La demanderesse fait également valoir que sa marque de l’Union européenne jouit d’une renommée et a produit divers éléments de preuve à l’appui de cette allégation.
Le droit à une marque de l’Union européenne prend naissance à la date de dépôt de la demande de marque de l’Union européenne et non auparavant, et c’est à partir de cette date, qui figure sur la demande, qu’il convient d’examiner ce droit dans le cadre de la procédure d’opposition;
De plus, lorsqu’il s’agit de déterminer si la MUE relève ou non d’un motif relatif de refus, les événements ou les faits qui se sont produits avant la date de dépôt de ladite marque sont dénués de pertinence étant donné que les droits de l’opposante, dans la mesure où ils précèdent la MUE, sont antérieurs à la MUE de la demanderesse;
Compte tenu de tous les éléments qui précèdent, la division d’opposition estime qu’il existe un risque de confusion dans l’esprit du public bulgare, tchèque, lituanien et néerlandais.

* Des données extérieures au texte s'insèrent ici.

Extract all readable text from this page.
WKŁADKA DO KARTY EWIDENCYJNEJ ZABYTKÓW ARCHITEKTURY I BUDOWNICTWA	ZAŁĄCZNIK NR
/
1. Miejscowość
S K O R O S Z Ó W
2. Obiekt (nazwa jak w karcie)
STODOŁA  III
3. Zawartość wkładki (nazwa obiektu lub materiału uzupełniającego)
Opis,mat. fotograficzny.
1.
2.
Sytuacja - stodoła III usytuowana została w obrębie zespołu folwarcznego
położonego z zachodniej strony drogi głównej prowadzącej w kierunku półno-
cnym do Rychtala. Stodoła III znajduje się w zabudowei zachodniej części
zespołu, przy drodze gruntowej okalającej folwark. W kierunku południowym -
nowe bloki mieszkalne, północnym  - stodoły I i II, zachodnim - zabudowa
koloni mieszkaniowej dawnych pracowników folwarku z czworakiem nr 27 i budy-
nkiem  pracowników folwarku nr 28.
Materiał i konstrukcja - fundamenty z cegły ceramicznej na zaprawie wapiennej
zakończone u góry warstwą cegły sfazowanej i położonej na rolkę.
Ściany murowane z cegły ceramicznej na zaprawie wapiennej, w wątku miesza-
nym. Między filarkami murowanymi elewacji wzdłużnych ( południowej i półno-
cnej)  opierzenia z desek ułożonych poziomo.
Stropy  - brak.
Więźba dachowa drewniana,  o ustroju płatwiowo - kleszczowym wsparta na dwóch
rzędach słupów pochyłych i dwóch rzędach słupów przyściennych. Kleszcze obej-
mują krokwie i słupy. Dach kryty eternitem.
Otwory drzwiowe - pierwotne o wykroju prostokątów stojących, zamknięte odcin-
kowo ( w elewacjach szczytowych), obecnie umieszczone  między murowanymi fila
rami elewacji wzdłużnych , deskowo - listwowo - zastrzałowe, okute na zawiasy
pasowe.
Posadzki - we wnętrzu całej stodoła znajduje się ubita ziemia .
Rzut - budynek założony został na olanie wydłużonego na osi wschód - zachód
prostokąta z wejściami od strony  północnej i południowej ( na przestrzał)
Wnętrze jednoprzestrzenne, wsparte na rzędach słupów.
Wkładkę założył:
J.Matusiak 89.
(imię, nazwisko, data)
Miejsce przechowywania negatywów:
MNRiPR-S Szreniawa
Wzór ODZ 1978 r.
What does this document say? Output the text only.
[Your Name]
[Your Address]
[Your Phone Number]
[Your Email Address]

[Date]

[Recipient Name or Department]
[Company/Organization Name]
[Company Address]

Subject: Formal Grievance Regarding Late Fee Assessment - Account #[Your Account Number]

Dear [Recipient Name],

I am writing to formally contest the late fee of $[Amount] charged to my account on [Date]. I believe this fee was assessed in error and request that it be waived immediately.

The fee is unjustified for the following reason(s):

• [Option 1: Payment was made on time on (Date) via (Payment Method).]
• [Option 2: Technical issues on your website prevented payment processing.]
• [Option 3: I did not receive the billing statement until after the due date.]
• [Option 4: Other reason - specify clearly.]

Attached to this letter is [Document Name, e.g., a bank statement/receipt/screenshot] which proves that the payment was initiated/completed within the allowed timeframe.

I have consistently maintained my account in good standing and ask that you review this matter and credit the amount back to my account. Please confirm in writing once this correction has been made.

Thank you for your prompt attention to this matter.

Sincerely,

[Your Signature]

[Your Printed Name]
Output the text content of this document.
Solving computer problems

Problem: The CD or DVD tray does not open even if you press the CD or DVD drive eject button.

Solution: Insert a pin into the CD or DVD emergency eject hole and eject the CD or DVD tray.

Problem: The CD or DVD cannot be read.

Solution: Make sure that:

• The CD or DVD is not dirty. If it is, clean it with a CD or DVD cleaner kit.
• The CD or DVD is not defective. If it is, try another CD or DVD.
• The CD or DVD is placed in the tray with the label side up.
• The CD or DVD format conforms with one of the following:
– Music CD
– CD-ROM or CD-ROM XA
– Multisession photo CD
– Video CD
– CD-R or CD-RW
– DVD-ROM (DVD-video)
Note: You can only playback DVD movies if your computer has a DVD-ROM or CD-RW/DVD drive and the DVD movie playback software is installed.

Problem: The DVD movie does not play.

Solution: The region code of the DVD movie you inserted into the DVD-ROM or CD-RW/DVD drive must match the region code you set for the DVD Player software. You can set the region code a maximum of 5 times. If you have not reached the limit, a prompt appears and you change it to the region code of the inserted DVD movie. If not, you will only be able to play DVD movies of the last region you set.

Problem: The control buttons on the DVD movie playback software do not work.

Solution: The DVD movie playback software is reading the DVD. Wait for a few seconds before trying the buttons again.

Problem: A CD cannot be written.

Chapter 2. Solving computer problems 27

Par conséquent, l’opposition est en partie fondée sur la base de l’enregistrement de la marque de l’Union européenne de l’opposante. Comme indiqué ci-dessus dans la section c) de la présente décision, un risque de confusion pour seulement une partie du public pertinent de l’Union européenne suffit pour rejeter la demande contestée;
Il résulte de ce qui précède que la marque contestée doit être rejetée pour les produits jugés similaires à ceux de la marque antérieure. Le degré de similitude entre les signes est suffisant pour compenser la similitude limitée entre certains des produits.
Les autres produits contestés sont différents. L’identité ou la similitude des produits et services étant une condition nécessaire à l’application de l’article 8, paragraphe 1, point b), du RMUE, l’opposition fondée sur cet article et dirigée contre ces produits ne saurait être accueillie.
Étant donné que l’opposition est partiellement accueillie sur la base du caractère distinctif intrinsèque de la marque antérieure, il n’est pas nécessaire d’apprécier le caractère distinctif accru de la marque de l’opposante en raison de son usage intensif, comme l’affirme l’opposante et par rapport aux produits similaires. En effet, même dans l’hypothèse d’un caractère distinctif accru de la marque antérieure, la conclusion serait identique.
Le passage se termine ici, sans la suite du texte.